I feel like I won't have any peace until I find him. 

Exhausted from lack of sleep, I take a week of early vacation to sort it out. I grill my mother on anything she can remember about my great grandmother Tabitha, but mom's memory is lost to time.

In desperation, I enlist Jake to take a trip with me to Rob's old house, now boarded up and abandoned at the foot of Kelly's Mountain in rural Cape Breton.

Bundled up in winter coats and rubber boots, we scout the property but find nothing in the way of clues. Dejected, I sit on a rock and look at the ocean while Jake continues his exploration.

"Uncle Jack wouldn't have mentioned all that stuff about our great grandmother if it didn't mean anything," I say to the wind. "Indeed," is all Jake says, his cheeks red raw from the cold.

"Maybe we should just head back to Grey's Harbour. There's nothing here," I say, looking around the windswept property.

"Don't give up just yet," Jake says, before he goes off exploring. I gaze out at the choppy, grey ocean thinking that if I had a place in this exact spot, I would want for nothing.

A shout from Jake shakes me out of my reverie. "Come, look at this!"

I wander over to him. He's standing in front of some kind of root cellar. 

"That's not unlocked, surely," I say.

Jake throws open the doors. "After you," he says, gesturing below. "And stop calling me Shirley."

I shoot him an exasperated look at the dumb joke and descend into the cellar. Once my eyes adjust to the dark, I gasp.
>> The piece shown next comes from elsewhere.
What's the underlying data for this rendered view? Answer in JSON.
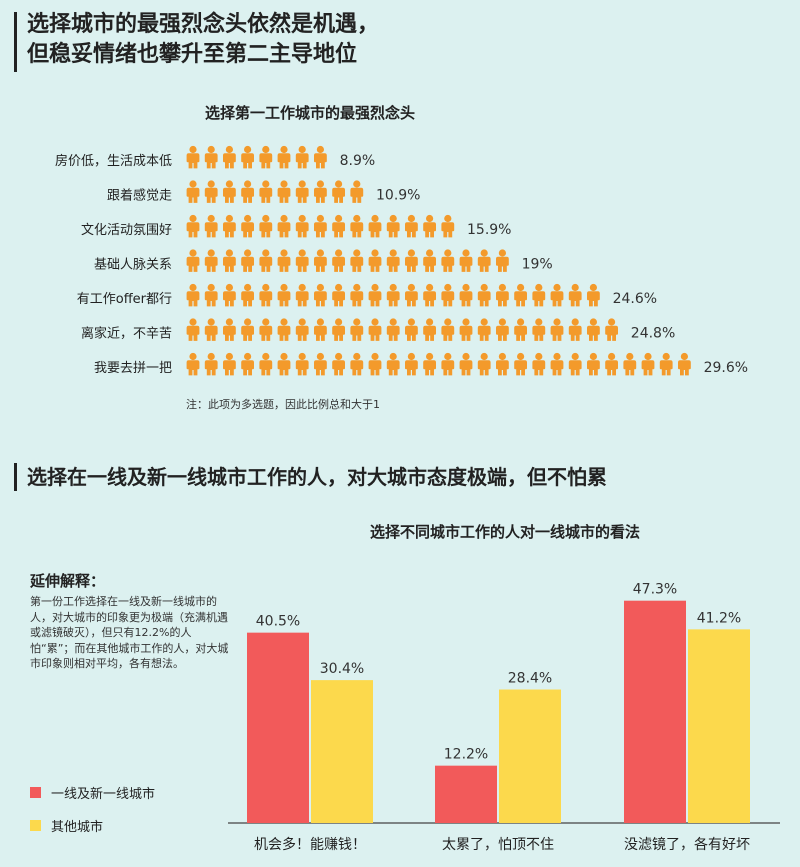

Someone was living in the basement. Though the house was boarded up, the basement contains a rumpled sleeping bag, musty, rotting food and toiletries.

"Rob's been here. So much for luxe New York living," I mutter.

"So you were right about him being at the casino. But where is he now?" Jake says.

We hear the eerie sound of clapping, deliberate and slow. Uncle Rob emerges from the shadows, holding a gun. It's pointed right at us. His eyes are glowing bright blue.

"Well done, you two. You've found me. Too bad that now, you'll have to die."